Ruby passed out too-heavy swords with blunted ends. My hand could barely hold the hilt, and I stumbled my way into the shade. Any archer would have to lean out to hit me there, catching Ruby’s gaze, and I hadn’t seen anyone in the other building. At least I’d be able to dodge.

If my body did what I asked it. Ruby slowly led us through the motions of fighting—one parry and lunge, another parry, another lunge, a block. A stitch clawed at my sides with every twist, exhaustion scoured my calves clean off the bone with each step, and my head threatened to drift away on the breeze with every wavering thought. I couldn’t focus.

“Weight off your front foot.” Ruby bowed over my feet, impossibly limber for a person his height, and he jerked me into the right position. “The lines from your heels should form a corner. Back leg and chest sideways, front foot forward.”

There was no hiding my trembling with him so close. He tapped my right arm up.

“What did you normally do during the day?” He slid a palm down my arm and forced my elbow to move. “Don’t lock up. You’ll drop your sword.”

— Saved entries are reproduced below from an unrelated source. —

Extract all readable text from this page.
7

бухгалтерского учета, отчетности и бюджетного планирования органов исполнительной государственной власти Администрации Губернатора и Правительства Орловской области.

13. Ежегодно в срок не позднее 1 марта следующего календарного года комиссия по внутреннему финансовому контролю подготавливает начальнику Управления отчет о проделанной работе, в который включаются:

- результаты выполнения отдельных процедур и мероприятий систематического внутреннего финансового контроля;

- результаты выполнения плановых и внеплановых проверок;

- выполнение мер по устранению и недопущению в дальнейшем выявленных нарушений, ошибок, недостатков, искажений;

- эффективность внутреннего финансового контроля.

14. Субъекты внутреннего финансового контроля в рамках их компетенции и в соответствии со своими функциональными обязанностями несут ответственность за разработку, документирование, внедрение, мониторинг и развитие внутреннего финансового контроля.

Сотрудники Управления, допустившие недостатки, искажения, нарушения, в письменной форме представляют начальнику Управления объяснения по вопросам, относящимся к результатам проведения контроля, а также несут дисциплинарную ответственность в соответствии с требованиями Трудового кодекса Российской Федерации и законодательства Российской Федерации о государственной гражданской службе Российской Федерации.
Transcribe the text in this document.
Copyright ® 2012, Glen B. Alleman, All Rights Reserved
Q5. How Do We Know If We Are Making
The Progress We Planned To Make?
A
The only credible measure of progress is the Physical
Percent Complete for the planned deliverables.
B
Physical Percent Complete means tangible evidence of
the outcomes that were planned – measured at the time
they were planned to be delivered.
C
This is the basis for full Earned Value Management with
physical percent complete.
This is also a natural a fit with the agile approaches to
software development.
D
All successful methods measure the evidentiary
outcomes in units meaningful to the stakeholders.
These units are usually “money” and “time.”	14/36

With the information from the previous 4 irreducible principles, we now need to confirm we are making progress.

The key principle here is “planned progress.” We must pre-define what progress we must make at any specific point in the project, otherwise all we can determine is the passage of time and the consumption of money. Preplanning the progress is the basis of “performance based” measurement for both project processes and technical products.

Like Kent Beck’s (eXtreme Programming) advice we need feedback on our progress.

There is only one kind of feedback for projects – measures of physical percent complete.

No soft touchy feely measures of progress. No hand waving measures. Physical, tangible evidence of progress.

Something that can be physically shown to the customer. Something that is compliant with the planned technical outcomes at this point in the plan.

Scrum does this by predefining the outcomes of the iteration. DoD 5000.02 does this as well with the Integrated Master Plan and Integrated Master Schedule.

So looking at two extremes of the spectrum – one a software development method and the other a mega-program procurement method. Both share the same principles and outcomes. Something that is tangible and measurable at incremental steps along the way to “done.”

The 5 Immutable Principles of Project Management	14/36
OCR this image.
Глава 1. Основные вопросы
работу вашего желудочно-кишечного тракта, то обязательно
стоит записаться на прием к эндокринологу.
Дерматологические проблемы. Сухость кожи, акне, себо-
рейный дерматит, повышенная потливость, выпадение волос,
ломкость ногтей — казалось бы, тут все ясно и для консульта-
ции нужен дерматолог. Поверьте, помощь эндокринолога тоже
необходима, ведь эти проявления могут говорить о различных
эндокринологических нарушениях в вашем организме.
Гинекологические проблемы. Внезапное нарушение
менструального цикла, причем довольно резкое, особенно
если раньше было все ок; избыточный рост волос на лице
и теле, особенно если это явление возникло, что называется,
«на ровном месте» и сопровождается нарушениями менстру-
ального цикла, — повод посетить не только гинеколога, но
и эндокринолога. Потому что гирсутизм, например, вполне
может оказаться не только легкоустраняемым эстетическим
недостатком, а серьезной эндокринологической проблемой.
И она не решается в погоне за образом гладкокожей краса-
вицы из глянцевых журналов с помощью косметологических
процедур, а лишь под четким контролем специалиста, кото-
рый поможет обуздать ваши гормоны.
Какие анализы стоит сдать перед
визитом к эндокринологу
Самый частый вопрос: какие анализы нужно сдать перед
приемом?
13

“Slept a lot. Worked the crowd when the market was busy.” I pushed myself through the first motion he’d shown us, body so light I’d float away if not for the heaviness in my stomach. Last time I’d felt this chilled in the warmth of autumn, I’d been sick and passed out on Rath’s feet. “If I was fighting or running, I’d sleep more and skip the crowds.”

“You didn’t mention eating.”

“Gets expensive.” I shifted back into the start position. “Real jobs go to kids with parents or all those old mages. They can afford to work for less. Could be a laborer, sure, but you can’t start that till you’re ten. Most get pulled into thieving young. They don’t let you leave. I got enough to keep me alive and stole enough to keep me strong. If I looked too well, Grell’d have felt threatened.”

Grell only let me get away with being so good at fighting because my bouts brought in plenty of profit.

Ruby made an odd sound in the back of his throat and smacked the sword out of my hands. It clattered to the ground between us.